Observing from ground level, we know the secret:
this is the moment just before the moment of what matters;
He is there, endlessly patient.
He waits for her to turn her face to the future before he calls to her.

In this moment just before the moment of what matters,
the sun is shifting. The shadow on His face will withdraw
as He waits for her to turn her face to the future. Before He calls to her,
His face, though hidden, is bent toward her.

As the sun shifts, the shadow over His face will withdraw.
His palms are open; surely comfort is there.
His face, though hidden, is bent toward her.
He is about to call her name.

He stands with comfort in His open palms;
I want to tell her to turn around. Maybe
He is about to call her name, and then
all shall be well, and all shall be well.

I want to tell her to turn around.

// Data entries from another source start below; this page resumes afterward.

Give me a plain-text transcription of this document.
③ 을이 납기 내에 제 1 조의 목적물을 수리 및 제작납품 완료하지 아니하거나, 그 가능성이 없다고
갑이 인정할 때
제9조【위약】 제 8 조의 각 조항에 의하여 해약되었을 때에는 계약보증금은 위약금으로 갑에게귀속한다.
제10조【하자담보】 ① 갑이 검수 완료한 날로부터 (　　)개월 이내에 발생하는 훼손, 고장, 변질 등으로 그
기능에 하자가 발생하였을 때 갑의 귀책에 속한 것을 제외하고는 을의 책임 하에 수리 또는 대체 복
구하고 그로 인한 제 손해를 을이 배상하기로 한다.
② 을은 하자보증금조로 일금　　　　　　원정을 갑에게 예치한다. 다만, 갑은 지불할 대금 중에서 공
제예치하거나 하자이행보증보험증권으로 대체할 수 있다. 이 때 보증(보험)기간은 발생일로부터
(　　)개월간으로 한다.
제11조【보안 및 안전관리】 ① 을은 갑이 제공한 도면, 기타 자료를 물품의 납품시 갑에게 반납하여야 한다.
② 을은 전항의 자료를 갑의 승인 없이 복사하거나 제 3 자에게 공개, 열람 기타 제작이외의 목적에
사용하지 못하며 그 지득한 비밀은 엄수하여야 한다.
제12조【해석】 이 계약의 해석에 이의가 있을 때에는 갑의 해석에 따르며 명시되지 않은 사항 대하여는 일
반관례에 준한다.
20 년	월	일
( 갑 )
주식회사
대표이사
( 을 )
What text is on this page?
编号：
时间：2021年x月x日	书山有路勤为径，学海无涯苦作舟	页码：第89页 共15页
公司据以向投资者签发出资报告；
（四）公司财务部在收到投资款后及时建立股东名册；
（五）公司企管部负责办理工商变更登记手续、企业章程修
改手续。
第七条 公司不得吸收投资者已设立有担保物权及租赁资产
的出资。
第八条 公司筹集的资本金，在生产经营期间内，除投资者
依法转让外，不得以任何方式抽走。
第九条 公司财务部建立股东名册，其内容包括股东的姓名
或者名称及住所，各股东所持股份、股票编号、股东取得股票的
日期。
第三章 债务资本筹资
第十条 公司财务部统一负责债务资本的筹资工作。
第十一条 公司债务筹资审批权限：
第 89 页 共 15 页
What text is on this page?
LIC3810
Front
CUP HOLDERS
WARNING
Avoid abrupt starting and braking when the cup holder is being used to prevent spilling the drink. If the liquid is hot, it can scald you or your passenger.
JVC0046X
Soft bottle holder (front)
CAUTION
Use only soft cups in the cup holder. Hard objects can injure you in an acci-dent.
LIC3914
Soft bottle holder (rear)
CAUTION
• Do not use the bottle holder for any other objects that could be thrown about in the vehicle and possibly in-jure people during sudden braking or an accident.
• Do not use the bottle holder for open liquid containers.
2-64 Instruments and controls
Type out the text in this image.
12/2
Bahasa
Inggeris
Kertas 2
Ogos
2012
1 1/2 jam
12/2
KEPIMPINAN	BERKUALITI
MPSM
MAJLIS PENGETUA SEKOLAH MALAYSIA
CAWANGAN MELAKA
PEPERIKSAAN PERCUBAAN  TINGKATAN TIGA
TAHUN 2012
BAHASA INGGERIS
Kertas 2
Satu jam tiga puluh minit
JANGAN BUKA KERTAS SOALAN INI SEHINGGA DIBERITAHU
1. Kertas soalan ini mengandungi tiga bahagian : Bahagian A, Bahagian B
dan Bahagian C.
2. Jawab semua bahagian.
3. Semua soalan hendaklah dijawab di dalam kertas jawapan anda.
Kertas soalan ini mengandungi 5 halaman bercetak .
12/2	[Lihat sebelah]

Maybe
it’s His love for her, in her pain, that makes Him pause.
All shall be well, and all manner of thing shall be well,
but we are all, each, stuck in this moment.

Perhaps in His pauses, in our pain, there is love for us.
If she could stop weeping, she might hear the birds.
Everyone alive is stuck in this moment.
I want to turn around.

JK Richards - Why Weepest Thou

 

Darlene Young’s poetry collection, Homespun and Angel Feathers (BCC Press, 2019) won the Association for Mormon Letters 2019 prize for poetry.  She teaches Creative Writing at Brigham Young University and has served as poetry editor of Dialogue journal and Segullah. Her work has been noted in Best American Essays and nominated for Pushcart prizes. She and her husband have four sons and live in South Jordan, Utah.

 

About the poems
►“Gethsemane” and “Pantoum for Mary in the Tomb” both appeared first in Homespun and Angel Feathers. Of “Gethsemane,” she says, “I was asked to write some poems about Jesus’ life for an exhibit at BYU. I prefer poetry that is very close in the speaker’s point of view, very visceral and scene-based, but I found it hard to imagine such an important moment. I also find religious poetry most interesting when it is about the juxtaposition of worshipper, worshipped, and the details of real life. I decided, then, to write the poem about the difficulty of imagining that scene in the garden which is so important to all of us.”